Non-Destructive Testing Services
The primary purpose of non-destructive testing is to identify and quantify areas of wet insulation within conventional low-slope roof systems. In many cases, non-destructive testing can provide a snapshot of the overall condition of the roof system beyond what can be seen on a visual basis.
Non-destructive testing may be utilized as a maintenance tool for several reasons such as justification that the roof is in a failure mode and in need of replacement, identifying problem areas before they manifest themselves as interior leak conditions and identifying areas of wet insulation for the purpose of energy savings due to lost R value.
Non-Destruction Testing Methods
There are three different methods of non-destructive testing to identify the presence of wet insulation; Infrared, Nuclear, and Capacitance. Roof Maintenance Systems can help you determine the best choice and value for your particular applications.
Infrared thermography utilizes an infrared imaging camera to detect heat or thermal energy patterns emitted from insulated conventional low-slope roof systems. Dry insulation will not hold heat; wet insulation will. Infrared must be performed in the evening hours after the roof surface has cooled to near ambient temperatures. Wet insulation will hold heat through solar loading and/or heat loss from the building interior.
The imaging camera will provide views of the wet insulation similar to how a video camera sees visible light. This allows the areas of wet insulation to be outlined in paint on the roof surface for easy identification and repairs where feasible.
Infrared is the most common and least expensive method of non-destructive testing. Some limitations include ballasted roof systems and roof systems with significant shading during the day preventing wet areas of insulation from solar loading.
Nuclear roof moisture surveys are a technique utilizing a radioactive isotope to emit high speed neutrons aimed at the roof from the roof surface. The presence of hydrogen atoms (water) slows the fast neutrons. The instrument sending the neutrons measures the rate of thermalization of the neutrons identifying areas of wet insulation.
Nuclear roof surveys are performed in a grid pattern usually 10’ x 10’ but can also be done at grids of 5’ x 5’, though the small grid size is substantially more expensive. This information is utilized to develop a computerized map indicating anticipated locations of wet insulation.

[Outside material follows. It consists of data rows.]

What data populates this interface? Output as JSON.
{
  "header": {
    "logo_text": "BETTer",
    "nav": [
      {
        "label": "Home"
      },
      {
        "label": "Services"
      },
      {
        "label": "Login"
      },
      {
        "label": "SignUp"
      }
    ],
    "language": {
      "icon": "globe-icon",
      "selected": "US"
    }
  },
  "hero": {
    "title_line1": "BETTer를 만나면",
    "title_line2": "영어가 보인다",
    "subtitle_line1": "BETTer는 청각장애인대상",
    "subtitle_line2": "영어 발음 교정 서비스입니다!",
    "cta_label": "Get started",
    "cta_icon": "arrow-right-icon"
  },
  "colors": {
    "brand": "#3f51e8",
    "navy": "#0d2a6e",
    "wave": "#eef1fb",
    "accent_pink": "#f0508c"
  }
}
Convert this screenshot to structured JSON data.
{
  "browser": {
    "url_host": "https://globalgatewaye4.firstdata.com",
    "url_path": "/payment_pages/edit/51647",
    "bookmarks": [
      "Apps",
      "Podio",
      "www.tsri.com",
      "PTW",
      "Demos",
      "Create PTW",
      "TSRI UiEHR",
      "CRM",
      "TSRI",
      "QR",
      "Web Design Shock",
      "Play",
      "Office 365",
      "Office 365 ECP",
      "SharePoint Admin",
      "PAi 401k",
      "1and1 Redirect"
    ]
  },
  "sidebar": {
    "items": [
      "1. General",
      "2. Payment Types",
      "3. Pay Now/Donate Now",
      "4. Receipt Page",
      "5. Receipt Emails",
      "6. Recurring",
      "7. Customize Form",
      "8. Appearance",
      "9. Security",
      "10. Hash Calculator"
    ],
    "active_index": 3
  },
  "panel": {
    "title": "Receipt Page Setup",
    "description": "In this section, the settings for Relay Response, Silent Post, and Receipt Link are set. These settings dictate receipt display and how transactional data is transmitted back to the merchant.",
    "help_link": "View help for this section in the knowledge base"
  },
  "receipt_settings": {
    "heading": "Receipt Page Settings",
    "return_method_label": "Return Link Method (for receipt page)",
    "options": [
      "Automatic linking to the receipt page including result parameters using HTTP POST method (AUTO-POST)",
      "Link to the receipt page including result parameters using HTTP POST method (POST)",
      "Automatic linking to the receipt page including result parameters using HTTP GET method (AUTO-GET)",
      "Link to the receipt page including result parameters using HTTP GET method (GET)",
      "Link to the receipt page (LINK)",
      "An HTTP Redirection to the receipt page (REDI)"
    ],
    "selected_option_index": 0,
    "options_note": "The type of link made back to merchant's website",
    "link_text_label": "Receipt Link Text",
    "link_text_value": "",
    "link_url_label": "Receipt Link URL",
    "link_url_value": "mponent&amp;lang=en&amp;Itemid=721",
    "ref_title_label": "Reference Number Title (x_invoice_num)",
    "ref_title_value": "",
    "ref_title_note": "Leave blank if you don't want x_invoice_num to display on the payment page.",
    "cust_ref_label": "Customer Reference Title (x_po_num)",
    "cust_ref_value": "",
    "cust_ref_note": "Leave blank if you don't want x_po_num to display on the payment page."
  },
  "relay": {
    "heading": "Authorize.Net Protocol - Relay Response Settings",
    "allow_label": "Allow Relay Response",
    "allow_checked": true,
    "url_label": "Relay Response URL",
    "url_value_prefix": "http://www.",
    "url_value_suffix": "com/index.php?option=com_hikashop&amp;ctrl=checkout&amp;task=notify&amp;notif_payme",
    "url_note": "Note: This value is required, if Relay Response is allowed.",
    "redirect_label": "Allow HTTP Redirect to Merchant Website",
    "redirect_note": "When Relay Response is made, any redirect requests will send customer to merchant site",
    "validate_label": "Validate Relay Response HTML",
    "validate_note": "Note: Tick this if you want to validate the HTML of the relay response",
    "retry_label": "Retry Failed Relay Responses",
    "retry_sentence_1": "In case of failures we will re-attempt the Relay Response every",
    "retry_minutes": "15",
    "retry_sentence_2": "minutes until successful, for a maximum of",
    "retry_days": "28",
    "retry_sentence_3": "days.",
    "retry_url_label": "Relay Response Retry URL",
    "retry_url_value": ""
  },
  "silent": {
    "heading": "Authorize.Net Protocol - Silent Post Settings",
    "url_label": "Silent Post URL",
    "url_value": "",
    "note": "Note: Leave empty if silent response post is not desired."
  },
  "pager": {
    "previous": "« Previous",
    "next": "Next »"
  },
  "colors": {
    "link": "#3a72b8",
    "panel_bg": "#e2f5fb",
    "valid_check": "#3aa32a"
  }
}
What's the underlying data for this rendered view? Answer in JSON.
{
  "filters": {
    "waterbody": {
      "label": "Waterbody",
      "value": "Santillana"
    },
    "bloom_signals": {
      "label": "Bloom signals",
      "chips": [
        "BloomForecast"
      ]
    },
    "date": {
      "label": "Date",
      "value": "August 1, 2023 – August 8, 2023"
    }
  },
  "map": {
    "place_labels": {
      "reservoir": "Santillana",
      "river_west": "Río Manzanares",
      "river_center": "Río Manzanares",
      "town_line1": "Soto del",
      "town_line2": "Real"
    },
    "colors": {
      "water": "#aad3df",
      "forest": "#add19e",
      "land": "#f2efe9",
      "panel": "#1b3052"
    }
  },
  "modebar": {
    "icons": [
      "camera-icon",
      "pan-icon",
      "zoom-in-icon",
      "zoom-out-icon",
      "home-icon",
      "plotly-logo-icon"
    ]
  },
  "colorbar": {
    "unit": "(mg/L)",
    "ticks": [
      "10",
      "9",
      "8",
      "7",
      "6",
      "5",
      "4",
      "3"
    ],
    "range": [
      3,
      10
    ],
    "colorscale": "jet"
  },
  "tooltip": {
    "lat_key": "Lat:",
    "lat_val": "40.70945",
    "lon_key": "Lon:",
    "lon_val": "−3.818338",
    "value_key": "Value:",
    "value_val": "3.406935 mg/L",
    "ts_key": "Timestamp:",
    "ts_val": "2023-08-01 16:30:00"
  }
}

Nuclear scans are significantly more expensive than infrared, but unlike an infrared scan, can be performed during the day. Nuclear testing can also find standing water within the roof system and can read through multiple layers of insulation as far down as 8”. Limitations are the fact that nuclear scans are far more labor intensive and expensive, and the mapping provides anticipated wet areas as opposed to actual locations found with the infrared camera.
Electric capacitance/impedance testing sends an electric current into the roof and is based on the material’s ability to store electrical energy. If there is moisture within the roof system, the dielectric properties will provide higher readings than a dry material would.
Capacitance surveys can be performed with a hand-held device which is normally utilized for confirmation in conjunction with infrared or nuclear scans or on leak investigations for small isolated areas.
A deck scanner can be utilized as a standalone tool for larger projects. As with nuclear surveys, capacitance surveys can identify not only wet insulation, but interply moisture as well as standing water at deck level depending on the roof thickness. Capacitance, when using a deck scanner, does not rely on mapping but can clearly identify areas of moisture that can be marked on the roof.
Capacitance testing is more expensive than infrared testing, but normally less expensive than nuclear testing. Limitations include any membranes that conduct electricity such as EPDM (due to the carbon black within the material) and aluminum coated roofs.
All three methods of non-destructive testing should be confirmed through destructive testing (test cuts) to confirm the equipment is properly calibrated. There are other methods of non-destructive testing; however, they are primarily utilized for leak detection and confirmation of water-tightness of new roof systems, in particular those with overburdens such as vegetative roofs or pavered roof areas.